The book, Immigration Wars, dropped the following March. In it, Bush and Bolick said, ‘Once immigrants who entered illegally as adults plead guilty and pay the applicable fines or perform community service, they will become eligible to start the process to earn permanent legal residency.’The ‘earned’ residency Bush described should be obtained only after illegal immigrants pay taxes, learn English and it has been verified they committed no ‘substantial’ crimes.
‘Permanent residency in this context, however, should not lead to citizenship. It is absolutely vital to the integrity of our immigration system that actions have consequences—in this case, that those who violated the laws can remain but cannot obtain the cherished fruits of citizenship,’ it explicitly states.
They go on to say that ‘to do otherwise would signal once again that people who circumvent the system can still obtain the full benefits of American citizenship. It must be a basic prerequisite for citizenship to respect the rule of law….A grant of citizenship is an undeserving reward for conduct that we cannot afford to encourage.’
Bush outlines the same ‘rigorous’ requirements on his Jeb 2016 website and says illegal immigrants can ‘over an extended period of time earn legal status.’
So four years ago, illegal aliens would be permitted to jump through some token hoops and be adjudged citizens while today Jeb! never uses the C-word.
‘If you can craft that in law, where you can have a path to citizenship where there isn’t an incentive for people to come illegally, I’m for it,’ he said. ‘I don’t have a problem with it.
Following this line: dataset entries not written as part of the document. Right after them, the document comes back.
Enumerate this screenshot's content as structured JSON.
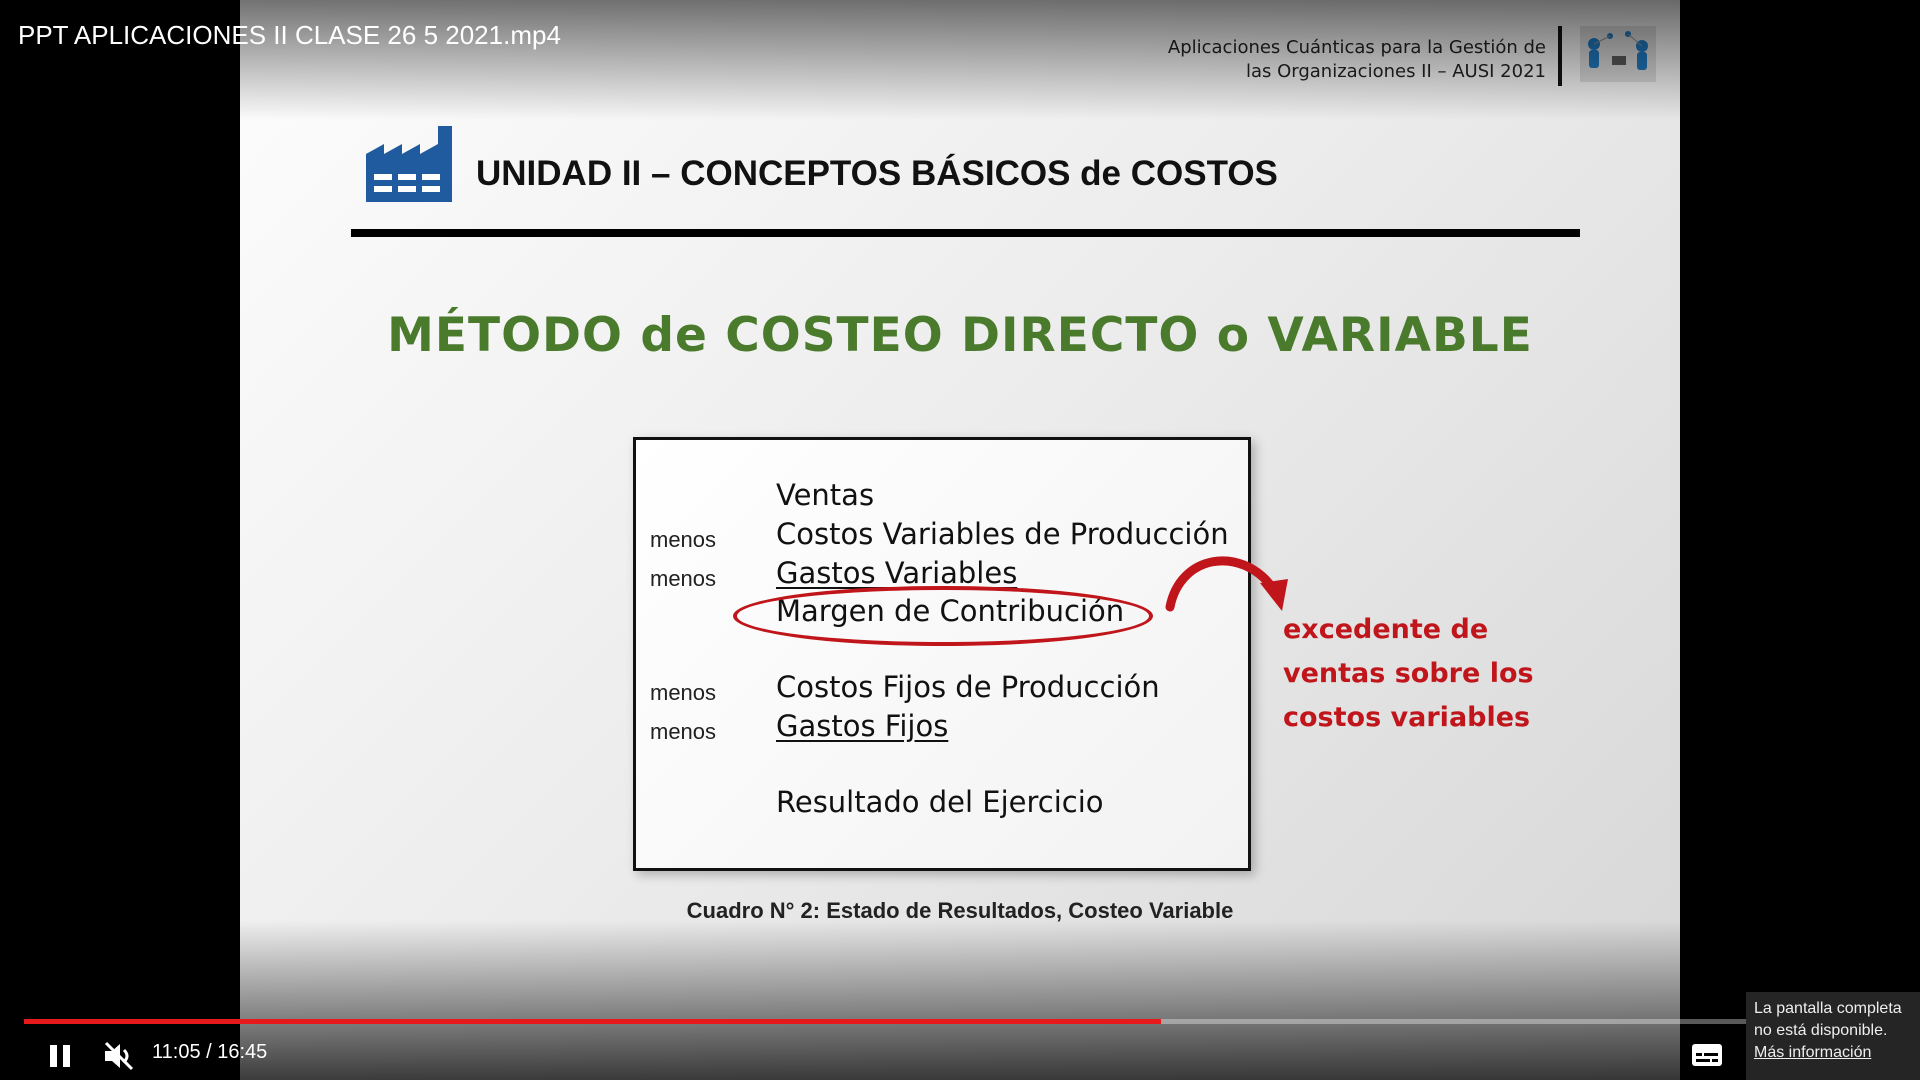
{
  "video": {
    "title": "PPT APLICACIONES II CLASE 26 5 2021.mp4"
  },
  "slide": {
    "course_title_line1": "Aplicaciones Cuánticas para la Gestión de",
    "course_title_line2": "las Organizaciones II – AUSI 2021",
    "logo_icon": "people-network-icon",
    "unit_icon": "factory-icon",
    "unit_title": "UNIDAD II – CONCEPTOS BÁSICOS de COSTOS",
    "method_title": "MÉTODO de COSTEO DIRECTO o VARIABLE",
    "income_statement": {
      "rows": [
        {
          "prefix": "",
          "label": "Ventas"
        },
        {
          "prefix": "menos",
          "label": "Costos Variables de Producción"
        },
        {
          "prefix": "menos",
          "label": "Gastos Variables"
        },
        {
          "prefix": "",
          "label": "Margen de Contribución"
        },
        {
          "prefix": "menos",
          "label": "Costos Fijos de Producción"
        },
        {
          "prefix": "menos",
          "label": "Gastos Fijos"
        },
        {
          "prefix": "",
          "label": "Resultado del Ejercicio"
        }
      ]
    },
    "annotation_lines": [
      "excedente de",
      "ventas sobre los",
      "costos variables"
    ],
    "caption": "Cuadro N° 2: Estado de Resultados, Costeo Variable",
    "colors": {
      "title_green": "#4a7a2c",
      "highlight_red": "#c0161b",
      "factory_blue": "#1f5b9e"
    }
  },
  "player": {
    "current_time": "11:05",
    "duration": "16:45",
    "time_text": "11:05 / 16:45",
    "progress": 0.66,
    "progress_color": "#e61a1a",
    "pause_icon": "pause-icon",
    "mute_icon": "muted-speaker-icon",
    "subtitles_icon": "subtitles-icon",
    "tooltip_text": "La pantalla completa no está disponible.",
    "tooltip_link": "Más información"
  }
}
I don’t see you how you do it, but I’m not smart enough to figure out every aspect of a really complex law.’
He said there must be ‘a difference between a path to citizenship or a path to legalization’ otherwise the federal government will create ‘a magnet’ for additional waves of illegal immigration.
He admitted on CNN that day that he’s taken positions in favor of citizenship and legal status.
‘I have supported both, both the path to legalization or a path to citizenship with the underlying principle being that there should be no incentive for people to come illegally at the expense of coming legally,’ he stated.
The finagling was rated as a bonified ‘flip-flop’ by fact-checking website Politifact.
‘There’s no doubt, though, that the Jeb Bush in the book had a different opinion from the Jeb Bush on the book tour. We rate the flip-flop-flip claim True,’ it said in its verdict.
Given this context, it is truly laughable for Jeb! to accuse other candidates of changing their views based on politics.